Case in point, Tennessee Attorney General Robert Cooper declared last week that considering the recent Supreme Court decision about corporate campaign donations, the existing Tennessee ban on corporate campaign donations would likely be overturned if challenged in a court of law.
Such donations were not subject to disclosure laws. Yes, you read correctly, “declared.” The law has not yet been challenged in court. Our justice system has not been activated. The AG just “declared” his opinion at the request of one Republican lawmaker and the floodgates are open.
Regardless of what you think about corporate campaign donations and the influence of corporations on American politics, I can’t imagine anyone in their right mind arguing that the people do not even have a right to know who is funding their elected officials but our Attorney General did. Why?

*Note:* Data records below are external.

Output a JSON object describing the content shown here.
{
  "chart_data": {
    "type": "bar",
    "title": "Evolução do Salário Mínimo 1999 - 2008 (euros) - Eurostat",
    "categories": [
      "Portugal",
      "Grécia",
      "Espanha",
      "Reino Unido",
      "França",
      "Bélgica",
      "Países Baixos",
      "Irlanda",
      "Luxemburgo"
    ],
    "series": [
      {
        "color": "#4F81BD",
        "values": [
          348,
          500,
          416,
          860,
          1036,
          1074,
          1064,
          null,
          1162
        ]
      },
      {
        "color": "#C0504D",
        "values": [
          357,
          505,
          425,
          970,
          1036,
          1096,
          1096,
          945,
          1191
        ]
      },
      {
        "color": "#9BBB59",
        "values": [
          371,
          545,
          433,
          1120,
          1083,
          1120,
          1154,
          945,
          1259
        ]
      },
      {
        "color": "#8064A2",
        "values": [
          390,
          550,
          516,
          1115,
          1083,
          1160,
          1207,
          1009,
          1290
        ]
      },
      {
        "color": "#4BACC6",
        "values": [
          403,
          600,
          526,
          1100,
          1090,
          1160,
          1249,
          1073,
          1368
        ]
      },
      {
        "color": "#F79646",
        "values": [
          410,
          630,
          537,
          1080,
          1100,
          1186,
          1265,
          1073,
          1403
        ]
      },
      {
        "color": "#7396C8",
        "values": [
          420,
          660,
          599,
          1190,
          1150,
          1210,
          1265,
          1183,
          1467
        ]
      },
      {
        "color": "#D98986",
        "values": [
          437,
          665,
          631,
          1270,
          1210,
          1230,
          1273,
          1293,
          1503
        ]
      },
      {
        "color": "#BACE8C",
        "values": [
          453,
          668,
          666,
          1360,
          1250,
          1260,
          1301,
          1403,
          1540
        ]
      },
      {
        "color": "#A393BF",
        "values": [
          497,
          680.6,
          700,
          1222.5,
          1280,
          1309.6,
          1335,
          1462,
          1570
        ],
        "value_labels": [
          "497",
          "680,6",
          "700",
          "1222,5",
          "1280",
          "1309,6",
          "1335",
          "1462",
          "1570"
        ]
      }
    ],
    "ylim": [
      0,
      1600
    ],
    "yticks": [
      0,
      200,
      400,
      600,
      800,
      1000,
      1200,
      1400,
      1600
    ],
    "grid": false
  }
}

I don’t know, maybe AG Cooper genuinely believes that the people of Tennessee do not have a right to know who is funding campaigns.
Maybe he believes that all politicians are good, decent honest people who would never let a campaign contribution influence their legislative decisions.
Only Attorney General Cooper knows why he declared what he did, but based on reporting from News Channel 5 in Nashville, Lt. Governor and Gubernatorial Candidate Ron Ramsey is likely quite pleased with the declaration.
Journalist Ben Hall, of News Channel 5 investigated and reported that Candidate Ramsey has received over $195,000 in campaign contributions from the Coal Industry and that a member of Ramsey’s finance team, James Powell, owns a construction company that builds coal preparation plants.
Powell’s company and relatives have contributed more than $80,000 to Ramsey’s campaign.
In the interview, Ramsey said, “I am the pro-business candidate. I am the pro-jobs candidate,” despite the fact that the coal industry in Tennessee employs approximately 400 people statewide.
Hall continued his report by interviewing former Republican state senator Raymond Finney, who revealed that he was pressured to recall his bill to ban mountaintop removal mining in Tennessee by Republican Caucus leader Diane Black and Lt. Governor Ron Ramsey.
Both Black and Ramsey don’t recall the conversation. Sen. Black is the same Republican Senator who refused to fire a staffer for sending a racist joke email about President Obama from state-owned computers on state-paid time.
Similar legislation to ban mountaintop removal in the state of Tennessee is still stalled in the state legislator but legislation to weaken drinking water standards in the state have passed, paving the way for even more coal mining and influence in state government.
Regardless of your opinion on coal mining, or mountaintop removal or protecting an industry that employs 400 people – you have a right to know what your elected officials are up to, and who is funding them.
If I donate $50 to Mike McWherter’s campaign, anyone can look that information up; if the Attorney General and Candidate Ramsey get their way, when coal companies donate millions, they can do it in secret.